O que nem esta nem aquela podem fazer, fà-lo-ei por uma e outra, escrevendo uma história na qual nem serão esquecidos os feitos praticados, nem omitido o autor deles. Os escritores antigos que transmitiram à posteridade fatos dignos de atravessar os séculos não transpuseram os términos do velho mundo. Nós, audazes, buscamos convosco um mundo que, apartado de nossas plagas por um oceano inteiro, parece ter a Natureza guardado e escondido para honra vossa e glória da casa de Nassau. Atenas, Lacedemônia, Cartago, Roma, o Lácio, as Gálias e a Germânia constituem o assunto dos escritores gregos e romanos. Olinda, Pernambuco, Mauriciópole, Itamaracá, Paraíba, Loanda, S. Jorge da Mina, o Maranhão, nomes desconhecidos dos antigos, serão o nosso tema. Os beligerantes de então eram os assírios, os persas, os gregos, os macedônios, os italianos, os cartagineses, os gauleses, os queruscos. Os de agora são os tapuias, os mariquitos, os potigares, os caribas, os chilenos, os peruanos. No Brasil não se combate apenas entre gentes diversas, mas também entre dois continentes. Outrora o Reno, o Istro, o Ródano, o Indo, o Ganges foram testemunhas de grandes acontecimentos. Agora são os rios Maranhão, da Prata, de Janeiro, dos Afogados, de Pôrto Calvo, Capibaribe, Beberibe. Não conheceu Políbio mulatos, nem Lívio patagões, nem Tácito angolenses, nem Floro mamalucos, nem Suetônio ou Justino negros. Estes nomes, porém, aparecem na nossa história. Os soldados descritos por ésses historiadores iam para a guerra vestidos ou coiraçados; os guerreiros de que trato vão combater até mesmo nus. Aqueles causavam terror com os seus dardos, broquéis, sarissas, bipenes e carros falcatos; os meus são temíveis pelo arco e pela clava. Aqueles mostravam o seu esforço com os assédios e com as máquinas de ataque e de defesa; éstes, pelejando só com as mãos, carecem de tais cousas. Outrora os romanos venceram os lusitanos junto ao Tejo; hoje éstes são no ultramar os irmãos e os aliados dos romanos. É novo quanto se me oferece à pena: o céu, o solo, os povos, os seus costumes, a sua alimentação, as suas armas.

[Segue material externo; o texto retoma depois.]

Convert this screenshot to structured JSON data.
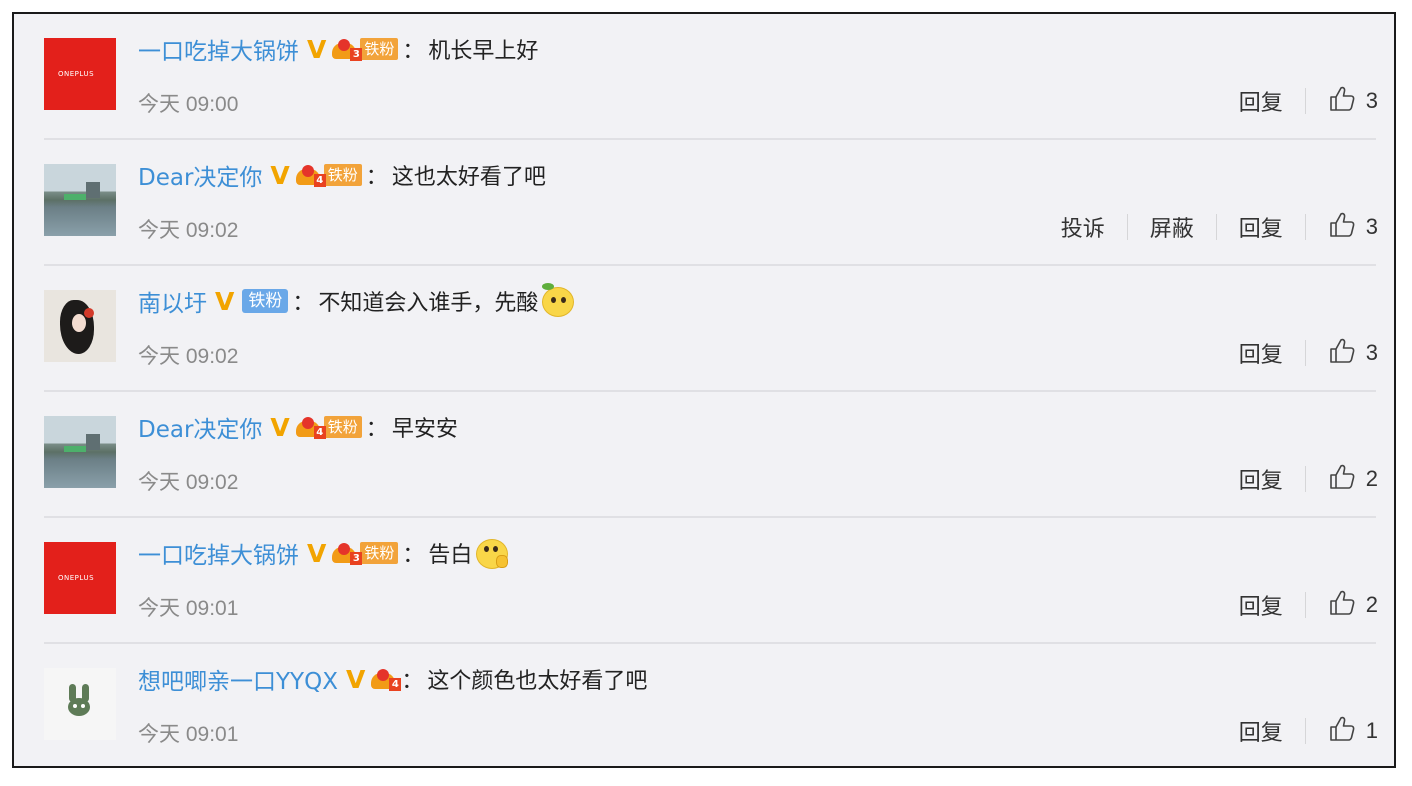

Afiam os bárbaros a espada contra uma raça capaz de disciplina e de costumes puros. Ela resiste a ésses homens ferozes, que não somente renunciaram a humanidade, mas também intentam destruir o homem habitador dos palmares e com ele os próprios sentimentos de humanidade.
Indo para tão longe da morada da virtude, engrandecestes a vossa virtude, sendo brando entre cruéis, civil entre agrestes, manso entre sanguinários, piedoso entre ignorantes da verdadeira piedade. Fizestes fora da Pátria o que antes nela praticastes: tomastes armas em favor da Religião, da Pátria e da Igreja, da salvação dos homens e dos interêsses do comércio, assim procedendo, numa e noutra parte, para a glória das Províncias Unidas. Mostrastes-vos soldado contra os mais valorosos dos espanhóis: Bagnuolo, Conde da Tôrre, Barbalho, Meneses, astros que surgiram no Ocidente. Não desligastes os vossos exércitos da lei, da disciplina e da ordem, mas, a exemplo dos Vossos maiores, os mantivestes zelosamente nos limites do direito.
Éreis luz no reino das trevas, compatriota entre estrangeiros, guia entre transviados, e, no meio meio de povos tão diversos, fostes para todos o mesmo senhor.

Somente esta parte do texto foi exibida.